How have all the factors above been brought together to estimate a fair value?
  • The assumed bearish price target for Royal Caribbean Cruises is $203.47, which represents two standard deviations below the consensus price target of $265.43. This valuation is based on what can be assumed as the expectations of Royal Caribbean Cruises's future earnings growth, profit margins and other risk factors from analysts on the more bearish end of the spectrum.
  • However, there is a degree of disagreement amongst analysts, with the most bullish reporting a price target of $330.0, and the most bearish reporting a price target of just $200.0.
  • In order for you to agree with the bearish analysts, you'd need to believe that by 2028, revenues will be $20.6 billion, earnings will come to $5.1 billion, and it would be trading on a PE ratio of 16.1x, assuming you use a discount rate of 8.2%.
  • Given the current share price of $228.01, the bearish analyst price target of $203.47 is 12.1% lower. Despite analysts expecting the underlying buisness to improve, they seem to believe the market's expectations are too high.
  • We always encourage you to reach your own conclusions though. So sense check these analyst numbers against your own assumptions and expectations based on your understanding of the business and what you believe is probable.

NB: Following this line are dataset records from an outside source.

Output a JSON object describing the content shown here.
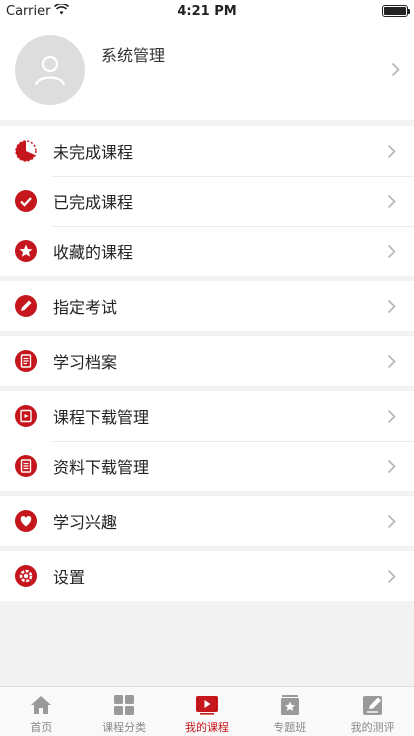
{
  "status_bar": {
    "carrier": "Carrier",
    "time": "4:21 PM"
  },
  "profile": {
    "name": "系统管理"
  },
  "menu": {
    "groups": [
      {
        "items": [
          {
            "label": "未完成课程",
            "icon": "pie-half-icon"
          },
          {
            "label": "已完成课程",
            "icon": "check-circle-icon"
          },
          {
            "label": "收藏的课程",
            "icon": "star-circle-icon"
          }
        ]
      },
      {
        "items": [
          {
            "label": "指定考试",
            "icon": "pencil-circle-icon"
          }
        ]
      },
      {
        "items": [
          {
            "label": "学习档案",
            "icon": "document-icon"
          }
        ]
      },
      {
        "items": [
          {
            "label": "课程下载管理",
            "icon": "video-download-icon"
          },
          {
            "label": "资料下载管理",
            "icon": "file-download-icon"
          }
        ]
      },
      {
        "items": [
          {
            "label": "学习兴趣",
            "icon": "heart-circle-icon"
          }
        ]
      },
      {
        "items": [
          {
            "label": "设置",
            "icon": "settings-gear-icon"
          }
        ]
      }
    ]
  },
  "tabbar": {
    "tabs": [
      {
        "label": "首页",
        "icon": "home-icon"
      },
      {
        "label": "课程分类",
        "icon": "grid-icon"
      },
      {
        "label": "我的课程",
        "icon": "play-icon",
        "active": true
      },
      {
        "label": "专题班",
        "icon": "badge-star-icon"
      },
      {
        "label": "我的测评",
        "icon": "note-edit-icon"
      }
    ]
  },
  "colors": {
    "accent": "#c4161c",
    "inactive": "#888888",
    "background": "#f2f2f2"
  }
}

How well do narratives help inform your perspective?

Disclaimer

AnalystLowTarget is a tool utilizing a Large Language Model (LLM) that ingests data on consensus price targets, forecasted revenue and earnings figures, as well as the transcripts of earnings calls to produce qualitative analysis. The narratives produced by AnalystLowTarget are general in nature and are based solely on analyst data and publicly-available material published by the respective companies. These scenarios are not indicative of the company's future performance and are exploratory in nature. Simply Wall St has no position in the company(s) mentioned. Simply Wall St may provide the securities issuer or related entities with website advertising services for a fee, on an arm's length basis. These relationships have no impact on the way we conduct our business, the content we host, or how our content is served to users. The price targets and estimates used are consensus data, and do not constitute a recommendation to buy or sell any stock, and they do not take account of your objectives, or your financial situation. Note that AnalystLowTarget's analysis may not factor in the latest price-sensitive company announcements or qualitative material.